Зять тоже зарезал небольшого кабанчика и теперь возился с колбасами. Маша взбивала сдобное тесто, готовясь печь куличи. Я с маленькими племянниками, на потеху им, раскрашивал яйца. Благо что у отца было много разных красок, в том числе порошковой бронзы.
Под вечер в страстную субботу ко мне пришел Алексей Марушкин с белым узелком.
— Пойдем в станицу, — пригласил он меня.
— Зачем?
— Святить куличи.
— Ладно, — согласился я.
Я оделся в праздничную одежду: в синие галифе, сатиновую бордовую рубаху и сапоги. Забрав приготовленный Машей узелок с куличом и яйцами, я отправился со своим приятелем в станицу.
Половодье было в самом разгаре. Вешние воды залили все рощи, займища и дороги. В станицу теперь можно было пройти только обходным путем, через дворы и сады хуторян. Так надо было пройти версты две до того места, где приставали баркасы, перевозившие народ через разыгравшуюся реку.
У баркасов стояла большая очередь.
Через полчаса примерно уселись и мы в баркас. Передав мне свой узелок с куличом, Алексей взялся за весла. Я сел у кормы, около перевозчика, управлявшего рулем. Баркас до отказа был переполнен народом.
На середине реки сильное стремя подхватило баркас и понесло его вниз по течению.
— Нажми! — крикнул перевозчик гребцам. — Нажми сильней! Что как вареные курицы гребете?.. Давай!.. Давай!.. — Он рванулся, чтобы выровнять баркас, и толкнул рукояткой весла стоявшую на корме девочку. Пронзительно вскрикнув, девочка упала за борт. Бросив куличи, я успел ухватить ее.
— Танечка! — испуганно закричала молодая казачка.
— Ничего, ничего, — успокоили ее. — Все в порядке…

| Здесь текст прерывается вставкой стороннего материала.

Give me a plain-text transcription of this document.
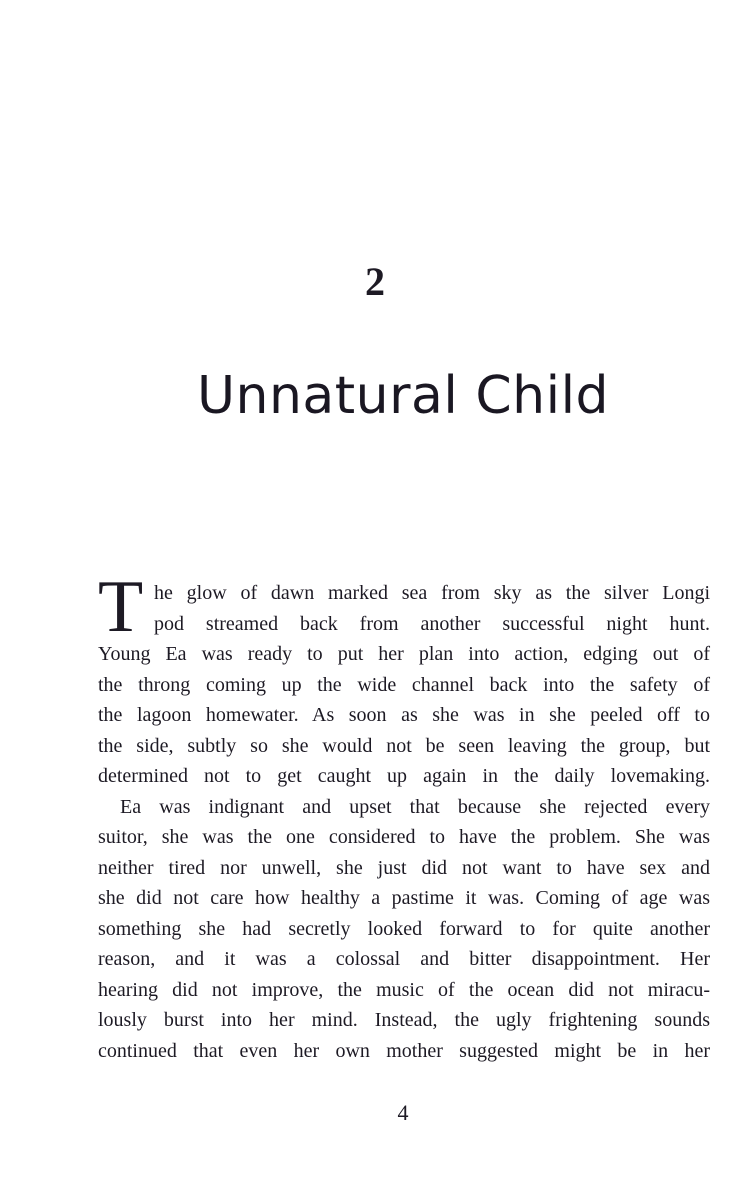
2
Unnatural Child
T he glow of dawn marked sea from sky as the silver Longi
pod streamed back from another successful night hunt.
Young Ea was ready to put her plan into action, edging out of
the throng coming up the wide channel back into the safety of
the lagoon homewater. As soon as she was in she peeled off to
the side, subtly so she would not be seen leaving the group, but
determined not to get caught up again in the daily lovemaking.
Ea was indignant and upset that because she rejected every
suitor, she was the one considered to have the problem. She was
neither tired nor unwell, she just did not want to have sex and
she did not care how healthy a pastime it was. Coming of age was
something she had secretly looked forward to for quite another
reason, and it was a colossal and bitter disappointment. Her
hearing did not improve, the music of the ocean did not miracu-
lously burst into her mind. Instead, the ugly frightening sounds
continued that even her own mother suggested might be in her
4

— Дайте ж мне пройти к ней. Это моя племянница.
— Разве ж к ней пройдешь? — закричали на женщину. — Лодку еще перепрокинешь. Вот зараз к берегу пристанем… Ничего не сделалось с твоей племянницей. Жива-здорова.
— Племянница, — укоризненно сказала какая-то старуха. — Бросила дитя и увихрилась на нос кавалерничать… А теперь жалко стало.
— Не усмотрела я, — оправдывалась женщина.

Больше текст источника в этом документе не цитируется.